Intravenous vitamin C has a storied past. Not at the time identified as the active therapeutic component, vitamin C in citrus fruits was demonstrated by James Lind in 1747 to prevent scurvy in sailors. Citrus fruit therapy had been inconsistently utilized for 500 years for the same purpose, but was not officially acknowledged and promoted by the British admiralty until 1785, 50 years after Linds great experiment. During that interval multitudes of nutritionally deprived seamen suffered and died from a preventable disease Scurvy caused gastrointestinal, skin and mucous membrane bleeding, skin rashes, loss of teeth, fatigue, depression, and poor wound healing. Oranges and limes, high in vitamin C, were the answer.
Linus Pauling, a world famous chemist and beneficiary of two Nobel prizes, began studying vitamin C in 1966, after discussions with Irwin Stone, another researcher. From his work came the recommendation of vitamin C for the common cold, an idea repudiated out of hand by the medical community. He later studied intravenous vitamin C as a treatment for lung cancer, with survival rates months longer than for patients who did not receive vitamin C.
Oral vitamin C in too high a dose causes diarrhea. Intravenous vitamin C does not, because it does not utilize the gastrointestinal tract for absorption. Blood levels achieved with intravenous vitamin C are much higher than with oral dosing. Blood levels considered necessary to kill cancer cells are not attainable with ingestion. We measure blood levels one hour after IV administration, and aim for a concentration of 300-400 mg per cent.

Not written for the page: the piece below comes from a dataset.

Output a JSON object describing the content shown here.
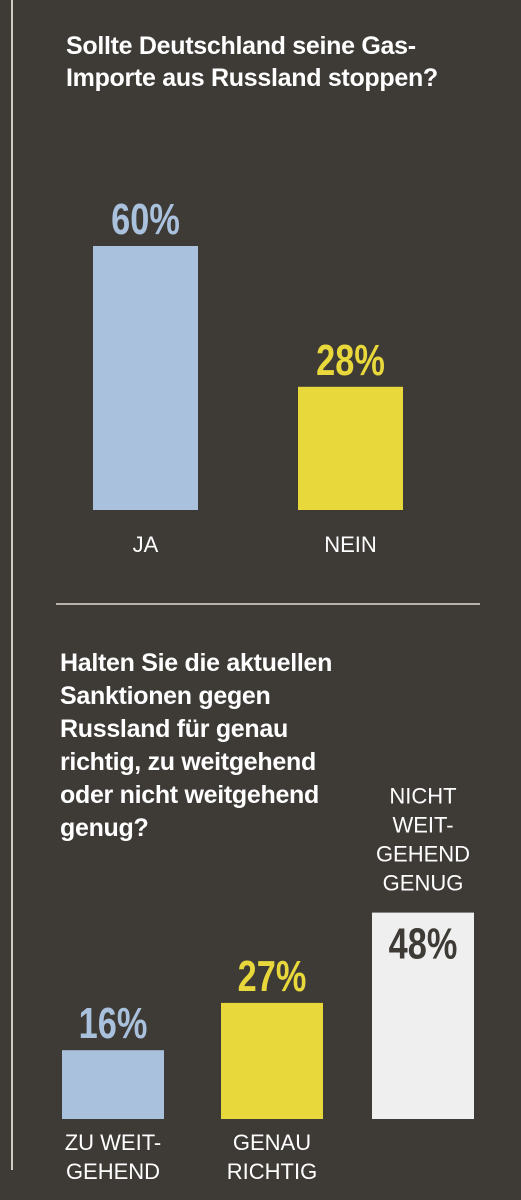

Vitamin C is thought to suppress or kill cancer cells by production of hydrogen peroxide, a powerful toxin normally produced by our white blood cells to destroy invaders: viruses, bacteria, fungi, as well as cancers. Normal cells are not damaged by vitamin C because they produce an enzyme that deactivates peroxide. There are several case reports of IV vitamin C leading to cures of metastatic cancer. We do not, however, offer IV vitamin C as a cure, but rather as an immune system support for individuals with cancer. It should be taken when patients receive other therapies, including radiation and chemotherapy, since it helps individuals tolerate these treatments with less toxicity, and prevents earlier termination of therapy due to toxic side effects. We often use vitamin C in combination with other nutrients, especially glutathione, a major antioxidant and detoxifier. A patient with severe chronic lung disease improved remarkably with IV vitamin C in high dose, 75 grams per treatment.
We use intravenous vitamin C as a component of chelation therapy for cardiovascular disease, and as a major component of the immune drip. The immune drip contains glutathione, magnesium, zinc, B vitamins, and other trace minerals. We prescribe it routinely for those about to undergo surgery, after injury or stress including emotional stress, for detoxification from alcohol, recreational drugs or prescription medications. Improvement in patients with chronic illness, especially when malnutrition is a factor, is often remarkable. Combined with phosphatidylcholine, the immune drip helps recovery from liver disease and helps maintain brain function in those with stroke, Alzheimer disease and Parkinsons disease.